The troubles of America's 5th biggest investment bank, Bear Sterns, has been a significant development in the past week. It is illustrative of the problems caused by the credit crisis. Bear Sterns has lost significant investments in the subprime markets and other banks became nervous and started to withdraw their cash. The authorities hope it can be passed off as a one off, but, similar problems could potentially occur in other investment banks as well. There is still a real prospect of further credit defaults; many homeowners could soon face the prospect of higher interest rates as their introductory period ends. The blow has been softened by lower rates, but, this doesn't alter the fact many loans were inappropriate in the first place.
Students of the great depression will know how damaging any bank collapse can be to the economic system. Although Bear Sterns looks to have been rescued by J.P.Morgan there is a real danger that worse is still to come. (Forget soft landings at Guardian)
Falling Stock Markets
The falling stock markets are mainly a reflection of the economic and financial weakness. In particular the problem stems from the lack of confidence. One of the most worrying feature has been the way credit markets have 'frozen' 3 times in the past few months. The problem is even acute in triple AAA markets where loans are supposed to be very safe.

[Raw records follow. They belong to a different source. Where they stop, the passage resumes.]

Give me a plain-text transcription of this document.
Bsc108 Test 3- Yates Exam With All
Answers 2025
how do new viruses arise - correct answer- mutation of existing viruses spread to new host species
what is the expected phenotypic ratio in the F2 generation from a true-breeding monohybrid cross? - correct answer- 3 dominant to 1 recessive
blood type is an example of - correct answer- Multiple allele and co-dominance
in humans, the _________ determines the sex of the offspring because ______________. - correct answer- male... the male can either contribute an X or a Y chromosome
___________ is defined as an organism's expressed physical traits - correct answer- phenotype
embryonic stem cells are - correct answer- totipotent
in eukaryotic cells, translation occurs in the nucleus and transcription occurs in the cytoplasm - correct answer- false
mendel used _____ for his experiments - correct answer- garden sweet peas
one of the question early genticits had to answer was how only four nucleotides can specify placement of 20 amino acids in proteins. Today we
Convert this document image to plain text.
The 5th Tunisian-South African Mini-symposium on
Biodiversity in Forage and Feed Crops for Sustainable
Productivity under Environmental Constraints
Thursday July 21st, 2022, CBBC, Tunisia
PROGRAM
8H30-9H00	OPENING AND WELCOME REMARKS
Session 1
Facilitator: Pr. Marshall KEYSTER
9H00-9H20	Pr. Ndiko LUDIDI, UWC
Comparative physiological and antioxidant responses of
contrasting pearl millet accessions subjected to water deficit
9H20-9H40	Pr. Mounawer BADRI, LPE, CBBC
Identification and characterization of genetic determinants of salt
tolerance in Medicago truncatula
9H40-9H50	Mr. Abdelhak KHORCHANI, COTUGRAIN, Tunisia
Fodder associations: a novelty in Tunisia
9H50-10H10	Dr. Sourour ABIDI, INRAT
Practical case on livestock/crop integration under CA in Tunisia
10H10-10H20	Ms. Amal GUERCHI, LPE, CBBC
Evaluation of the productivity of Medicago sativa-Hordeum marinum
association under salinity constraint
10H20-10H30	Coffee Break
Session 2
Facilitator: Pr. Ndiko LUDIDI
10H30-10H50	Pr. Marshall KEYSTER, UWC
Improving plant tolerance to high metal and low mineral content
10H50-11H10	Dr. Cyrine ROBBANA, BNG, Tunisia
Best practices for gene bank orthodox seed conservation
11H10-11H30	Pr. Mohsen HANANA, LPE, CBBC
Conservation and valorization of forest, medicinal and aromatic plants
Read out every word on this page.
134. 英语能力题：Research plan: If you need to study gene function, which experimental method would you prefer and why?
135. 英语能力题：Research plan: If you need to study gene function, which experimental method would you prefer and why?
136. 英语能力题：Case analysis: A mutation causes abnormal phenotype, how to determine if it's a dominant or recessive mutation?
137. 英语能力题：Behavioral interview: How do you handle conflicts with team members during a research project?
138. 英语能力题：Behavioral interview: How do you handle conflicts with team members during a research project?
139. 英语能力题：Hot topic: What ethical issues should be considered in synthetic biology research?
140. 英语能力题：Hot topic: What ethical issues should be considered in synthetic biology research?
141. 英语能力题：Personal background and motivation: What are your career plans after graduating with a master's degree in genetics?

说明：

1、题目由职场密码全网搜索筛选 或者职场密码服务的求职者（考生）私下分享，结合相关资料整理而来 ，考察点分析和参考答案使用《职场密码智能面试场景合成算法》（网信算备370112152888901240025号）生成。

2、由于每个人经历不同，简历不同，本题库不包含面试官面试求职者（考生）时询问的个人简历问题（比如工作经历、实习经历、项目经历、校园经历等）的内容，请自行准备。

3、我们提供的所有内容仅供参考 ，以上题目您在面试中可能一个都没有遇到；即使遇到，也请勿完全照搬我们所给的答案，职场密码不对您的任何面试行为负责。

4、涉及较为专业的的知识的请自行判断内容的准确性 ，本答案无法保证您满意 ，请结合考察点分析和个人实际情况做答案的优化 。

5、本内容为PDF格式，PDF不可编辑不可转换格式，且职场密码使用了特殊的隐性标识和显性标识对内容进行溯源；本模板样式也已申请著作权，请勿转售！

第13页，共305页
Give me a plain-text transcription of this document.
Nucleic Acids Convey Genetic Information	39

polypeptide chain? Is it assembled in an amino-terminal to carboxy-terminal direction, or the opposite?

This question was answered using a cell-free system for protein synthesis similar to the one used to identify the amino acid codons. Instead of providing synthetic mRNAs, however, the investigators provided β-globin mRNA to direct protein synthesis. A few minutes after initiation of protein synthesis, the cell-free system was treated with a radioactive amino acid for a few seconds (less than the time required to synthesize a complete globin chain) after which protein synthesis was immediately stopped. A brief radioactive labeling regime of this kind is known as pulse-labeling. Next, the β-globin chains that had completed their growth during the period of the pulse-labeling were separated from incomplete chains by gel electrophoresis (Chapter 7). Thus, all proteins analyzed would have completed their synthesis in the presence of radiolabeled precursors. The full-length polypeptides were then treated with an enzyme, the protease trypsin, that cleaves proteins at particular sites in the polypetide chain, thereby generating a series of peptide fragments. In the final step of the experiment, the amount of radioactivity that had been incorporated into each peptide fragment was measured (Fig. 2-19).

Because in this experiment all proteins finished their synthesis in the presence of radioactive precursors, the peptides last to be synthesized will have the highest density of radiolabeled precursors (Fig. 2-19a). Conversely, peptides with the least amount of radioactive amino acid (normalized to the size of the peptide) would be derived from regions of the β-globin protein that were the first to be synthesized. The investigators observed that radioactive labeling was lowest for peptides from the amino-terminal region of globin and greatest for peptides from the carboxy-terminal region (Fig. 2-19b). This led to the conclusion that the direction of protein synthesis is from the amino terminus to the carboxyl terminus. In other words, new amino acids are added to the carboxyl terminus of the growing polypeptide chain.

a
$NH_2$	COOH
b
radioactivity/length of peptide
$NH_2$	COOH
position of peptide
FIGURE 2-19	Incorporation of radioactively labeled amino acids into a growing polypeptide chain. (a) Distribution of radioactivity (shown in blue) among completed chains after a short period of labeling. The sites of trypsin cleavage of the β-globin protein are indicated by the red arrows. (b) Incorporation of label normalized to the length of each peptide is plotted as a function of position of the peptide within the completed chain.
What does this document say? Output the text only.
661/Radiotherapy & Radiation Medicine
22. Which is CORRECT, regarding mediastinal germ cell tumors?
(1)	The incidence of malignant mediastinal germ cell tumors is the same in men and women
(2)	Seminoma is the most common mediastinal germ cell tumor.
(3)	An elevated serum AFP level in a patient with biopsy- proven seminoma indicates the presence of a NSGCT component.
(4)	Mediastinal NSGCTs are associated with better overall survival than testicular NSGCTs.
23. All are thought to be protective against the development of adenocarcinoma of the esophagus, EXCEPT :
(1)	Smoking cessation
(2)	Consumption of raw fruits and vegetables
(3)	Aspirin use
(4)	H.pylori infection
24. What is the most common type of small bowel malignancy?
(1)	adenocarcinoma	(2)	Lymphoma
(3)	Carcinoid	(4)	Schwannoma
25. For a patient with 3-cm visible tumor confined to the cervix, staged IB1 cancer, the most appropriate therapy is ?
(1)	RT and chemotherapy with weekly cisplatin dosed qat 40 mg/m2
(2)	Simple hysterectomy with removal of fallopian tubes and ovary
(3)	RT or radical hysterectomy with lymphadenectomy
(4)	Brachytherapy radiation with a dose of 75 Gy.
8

Note: Freddie Mac and Fannie Mae are two quasi government agencies responsible for issuing government debt.
Unemployment in the US is currently low 4.8% (data at US dept of Labour) However, 2008 has seen a worrying increase in unemployment and job losses. This has been particularly obvious in sectors such as construction and manufacturing. Since 2006 nearly 400,000 jobs have been lost in trade jobs (electricians e.t.c) and construction.
Weakness of the Dollar
The weakness of the economy and reduction in interest rates have only served to further weaken the US Dollar. Ironically, the dollar's devaluation is helping to boost US exports which at least help provide some growth. But, exports will not be able to take up all the slack from lower consumer spending. Also the weak dollar creates other problems such as more expensive imports and a decline in confidence about investing in the US.
The Good News on the US economy?
- Tourists are attracted to the US because of the low dollar
- Exports are rising, helping to reduce the trade deficit.
- The efforts to stimulate the economy - lower taxes, lower interest rates could prove successful in avoiding a full scale recession. However, there is also a danger that monetary policy will prove ineffective. i.e. even cuts in interest rates to 1% may be insufficient to encourage consumers to spend money. The gains from lower interest rates may not be able to offset the losses from the housing market.
- There is a feeling that markets may have overreacted to some of the bad news. Although others will argue that markets are still overvalued.
- GDP growth is still positive GDP stats
- However, most forecasts predict negative growth by May. The real question will be - how long lasting will the recession be?